IMO the Fed has no idea of how to bring us out of this downward spiral. They are destroying the dollar. The only thing that will probably save us in the short term is the unravelling of the Euro which will cause a flight to the dollar.
Agreed. Everyone knows it and continues to whistle past the graveyard making money while they can as they can. Knowing it ends catastrophically and pretending they don’t know any such thing.
LLS
Bingo. The only goal is to get the housing market off its deathbed so that the Prime Directive, that TBTF banks don’t lose money, can be maintained. If things were left to markets, housing would have bottomed out and foreclosures would have been sold — at lower prices — years ago, and we would really be in a economic recovery.
Hah. Hah. Hah. Keep curling the mustache, boys. Hell ain’t half full yet.
“I am convinced that we are going to crash”
Me too. We are preparing for that certain eventuality.
The minute the FED turns off the 0% money spigot to Wall St., kiss DOW 14000 good-bye. Since the DOW is used as a propaganda tool to tout economic recovery to the masses, that is highly unlikely to happen. Once the government takes over a market and props it up, they have basically told everyone that the other choice is to painful. The end game will still be the same, which is the market collapses once the prop is removed. The longer they delay in taking their medicine the worse it will be when the inevitable happens.
Indeed friend.
LLS
The problem is that with a crash with a Marxist in power,
HE will attempt to rebuild it in the manner he wants.
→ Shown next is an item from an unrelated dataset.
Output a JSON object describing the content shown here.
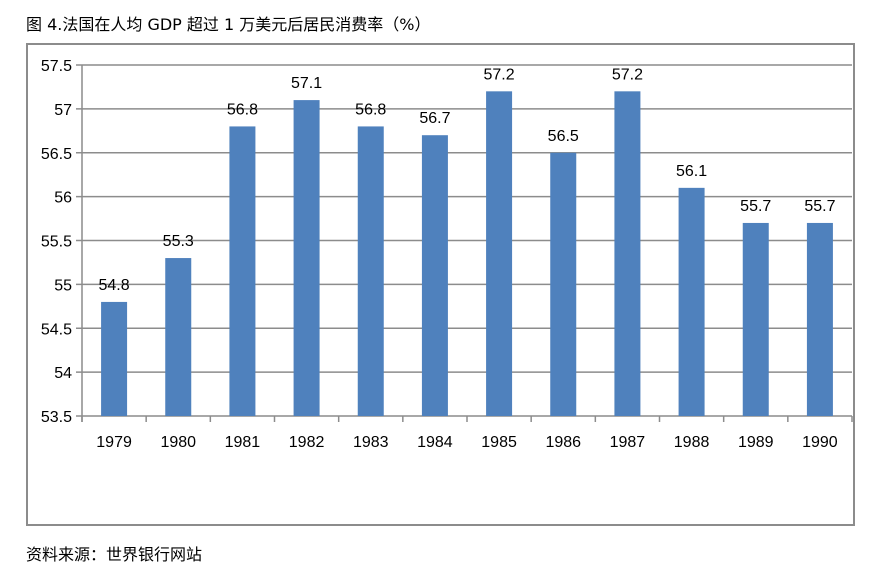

Being prepared helps you not help him.
Further on this story-—
A more hawkish chorus of Federal Reserve officials showed up at the last FOMC meeting, but traders are paying more attention to recent weak economic reports than to the history in the meeting’s minutes.
As a result, stocks soared, following through on a rally that began even before the unexpected 9 a.m. ET release of the March meeting minutes. The Fed released the minutes five hours early because they were inadvertently sent to Congress and trade lobbyists Tuesday afternoon at 2 p.m. The Fed has asked for an investigation into whether there was trading on that release.
Some of us will stand against tyranny.
LLS
This is a jumbled bunch of nonsense indicating no real substance.
The essence is that there is not total agreement.
Housing starts were up 25+% last year and are on track for another 25% gain is year. Compared to the 50+ years average of 1.5 milllion yes it’s bad but significantly better than the 500-600K starts we saw from 2009-11. Household formation is now back up over 1.2 million which is what is necessary for “normal” housing starts. The fundamentals of the housing market are the best they’ve been over the last 5 years.